I am haunted by the past.
As much as I try to forget, it won’t leave me alone. I go about my day, not bothering anyone, not saying anything, yet … I am reminded. I am constantly reminded that I am no one special. Not as special as I hoped to be. I ask myself sometimes, how can ‘I’ change? What can I do to make myself feel worthy ‘for’ the change?
For the most part, as with any adult, you hope for change. As you get older, your mindset changes significantly (hopefully) to better oneself. Whether it be physically, financially, spiritually or mentally. The majority of us want to do better in life. We want that assurance that we, our significant other and/or children don’t have to struggle like we did. So we do whatever need to be done to create a stress-free life. Right?
Speaking for myself, I have failed. I let my mind disrupt my happiness alot of times. And I know that my lack of happiness can be sensed by my family. My thought process can be brutally harsh to my esteem. Yet, I always manage to be able to support those all around me. Honestly, and this may sound a little hypocritical, but my spiritual gift is being a comforter; to inspire motivation to others. I know how it feels to be depressed. I would NEVER wish my disruptive mentality on anyone. The only problem is … I have a hard time motivating myself.
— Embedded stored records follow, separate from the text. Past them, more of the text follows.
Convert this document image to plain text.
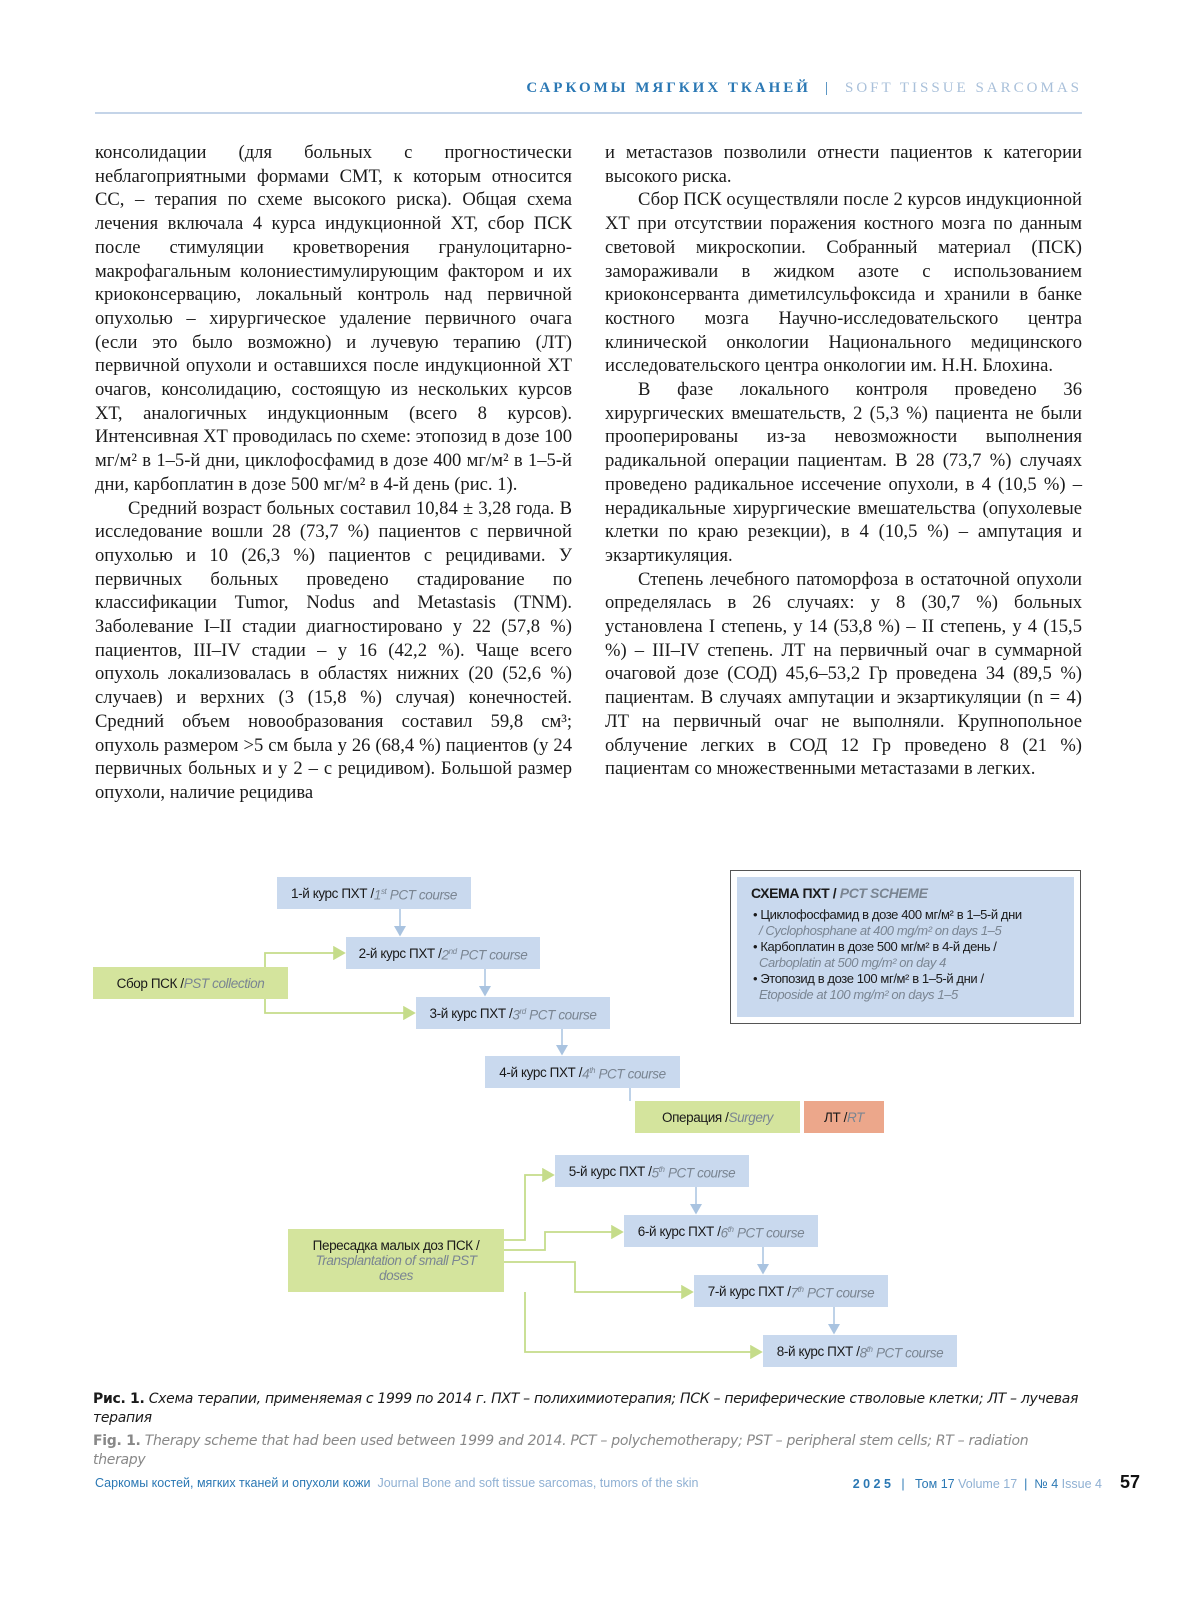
САРКОМЫ МЯГКИХ ТКАНЕЙ | SOFT TISSUE SARCOMAS

консолидации (для больных с прогностически неблагоприятными формами СМТ, к которым относится СС, – терапия по схеме высокого риска). Общая схема лечения включала 4 курса индукционной ХТ, сбор ПСК после стимуляции кроветворения гранулоцитарно-макрофагальным колониестимулирующим фактором и их криоконсервацию, локальный контроль над первичной опухолью – хирургическое удаление первичного очага (если это было возможно) и лучевую терапию (ЛТ) первичной опухоли и оставшихся после индукционной ХТ очагов, консолидацию, состоящую из нескольких курсов ХТ, аналогичных индукционным (всего 8 курсов). Интенсивная ХТ проводилась по схеме: этопозид в дозе 100 мг/м² в 1–5-й дни, циклофосфамид в дозе 400 мг/м² в 1–5-й дни, карбоплатин в дозе 500 мг/м² в 4-й день (рис. 1).

Средний возраст больных составил 10,84 ± 3,28 года. В исследование вошли 28 (73,7 %) пациентов с первичной опухолью и 10 (26,3 %) пациентов с рецидивами. У первичных больных проведено стадирование по классификации Tumor, Nodus and Metastasis (TNM). Заболевание I–II стадии диагностировано у 22 (57,8 %) пациентов, III–IV стадии – у 16 (42,2 %). Чаще всего опухоль локализовалась в областях нижних (20 (52,6 %) случаев) и верхних (3 (15,8 %) случая) конечностей. Средний объем новообразования составил 59,8 см³; опухоль размером >5 см была у 26 (68,4 %) пациентов (у 24 первичных больных и у 2 – с рецидивом). Большой размер опухоли, наличие рецидива

и метастазов позволили отнести пациентов к категории высокого риска.

Сбор ПСК осуществляли после 2 курсов индукционной ХТ при отсутствии поражения костного мозга по данным световой микроскопии. Собранный материал (ПСК) замораживали в жидком азоте с использованием криоконсерванта диметилсульфоксида и хранили в банке костного мозга Научно-исследовательского центра клинической онкологии Национального медицинского исследовательского центра онкологии им. Н.Н. Блохина.

В фазе локального контроля проведено 36 хирургических вмешательств, 2 (5,3 %) пациента не были прооперированы из-за невозможности выполнения радикальной операции пациентам. В 28 (73,7 %) случаях проведено радикальное иссечение опухоли, в 4 (10,5 %) – нерадикальные хирургические вмешательства (опухолевые клетки по краю резекции), в 4 (10,5 %) – ампутация и экзартикуляция.

Степень лечебного патоморфоза в остаточной опухоли определялась в 26 случаях: у 8 (30,7 %) больных установлена I степень, у 14 (53,8 %) – II степень, у 4 (15,5 %) – III–IV степень. ЛТ на первичный очаг в суммарной очаговой дозе (СОД) 45,6–53,2 Гр проведена 34 (89,5 %) пациентам. В случаях ампутации и экзартикуляции (n = 4) ЛТ на первичный очаг не выполняли. Крупнопольное облучение легких в СОД 12 Гр проведено 8 (21 %) пациентам со множественными метастазами в легких.

1-й курс ПХТ / 1st PCT course
2-й курс ПХТ / 2nd PCT course
Сбор ПСК / PST collection
3-й курс ПХТ / 3rd PCT course
4-й курс ПХТ / 4th PCT course
Операция / Surgery	ЛТ / RT
5-й курс ПХТ / 5th PCT course
6-й курс ПХТ / 6th PCT course
Пересадка малых доз ПСК /
Transplantation of small PST doses
7-й курс ПХТ / 7th PCT course
8-й курс ПХТ / 8th PCT course
СХЕМА ПХТ / PCT SCHEME
• Циклофосфамид в дозе 400 мг/м² в 1–5-й дни
/ Cyclophosphane at 400 mg/m² on days 1–5
• Карбоплатин в дозе 500 мг/м² в 4-й день /
Carboplatin at 500 mg/m² on day 4
• Этопозид в дозе 100 мг/м² в 1–5-й дни /
Etoposide at 100 mg/m² on days 1–5
Рис. 1. Схема терапии, применяемая с 1999 по 2014 г. ПХТ – полихимиотерапия; ПСК – периферические стволовые клетки; ЛТ – лучевая терапия
Fig. 1. Therapy scheme that had been used between 1999 and 2014. PCT – polychemotherapy; PST – peripheral stem cells; RT – radiation therapy
Саркомы костей, мягких тканей и опухоли кожи Journal Bone and soft tissue sarcomas, tumors of the skin	2 0 2 5 | Том 17 Volume 17 | № 4 Issue 4 57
I just wish that I had enough strength to not let the past bother me. It is supposed to be behind me and not flourish into my future. However, it is a battle that I know I won’t win. I won’t. I am not being negative, just realistic. I can’t cover it up or throw it away. And it surely cannot be erased. Therefore, it will be a part of my life forever. The goal is to accept it for what it is and move on. This is why I am so grateful for my biggest supporter… my husband. Somehow, he seems to know when my mind is getting the best of me. He does everything in his power to brighten my dark places. Sometimes he succeeds, sometimes he doesn’t. Either way, I am still so grateful for him.